Pierce looked at the vertical row of squares with rounded corners and hash marks and odd designs inside. "Yeah, I bet."

"Would you like me to show you around?"

"That's okay, I don't want to waste your time. But what's the prize piece you mentioned?"

Loften grinned, patted him on the back. "You asked the right question. Follow me."

Pierce trailed the museum director down a hallway to a door marked by Loften's name and title. He slowly surveyed the room. The walls were painted black; they matched the carpet. Behind Loften's desk, black wallpaper studded with the Milky Way swept up the wall and across the ceiling. "Interesting office."

"Thanks. I like to redecorate every couple of years. This time I decided on something gelid and soothing." He smiled mischievously. "I guess I took it to an extreme, but I find it very tranquil. My escape from the heat and the chaos."

He should've been a planetarium director, Pierce thought.

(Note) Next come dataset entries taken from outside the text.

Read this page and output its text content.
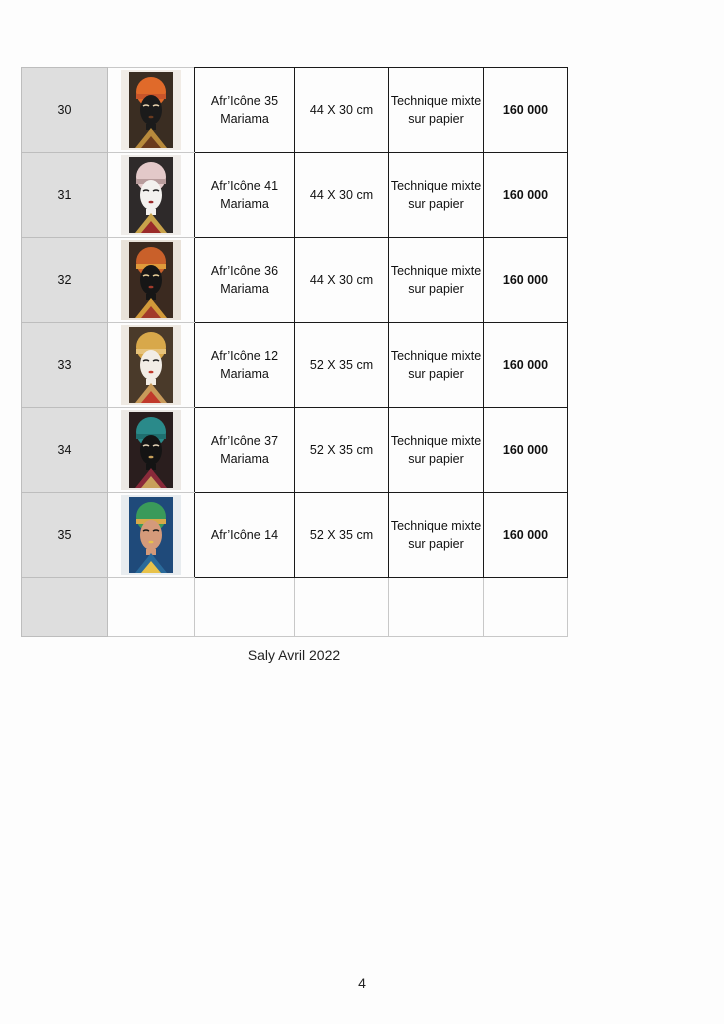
30		Afr’Icône 35 Mariama	44 X 30 cm	Technique mixte sur papier	160 000
31		Afr’Icône 41 Mariama	44 X 30 cm	Technique mixte sur papier	160 000
32		Afr’Icône 36 Mariama	44 X 30 cm	Technique mixte sur papier	160 000
33		Afr’Icône 12 Mariama	52 X 35 cm	Technique mixte sur papier	160 000
34		Afr’Icône 37 Mariama	52 X 35 cm	Technique mixte sur papier	160 000
35		Afr’Icône 14	52 X 35 cm	Technique mixte sur papier	160 000

Saly Avril 2022
4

Loften gestured for Pierce to sit, then walked over to the Milky Way wall. He pulled open a panel; inside was a wall safe. He twisted the dial back and forth several times, turned the handle, and opened the door. He took out a cylindrical box, shaped like a hatbox, and brought it over to his desk. "Here it is. I think you'll find this intriguing."

Loften removed the top and carefully lifted out a transparent skull. He laid it on the desk. "Our prize piece. A hand-carved crystal skull."

Pierce pulled a pair of drug store reading glasses from his jacket pocket, put them on, and leaned forward. The skull looked luminescent. Diamond-shaped eyes stared impassively at him from deep within their sockets. Two rows of perfect, crystal teeth seemed to grin and grimace at the same time.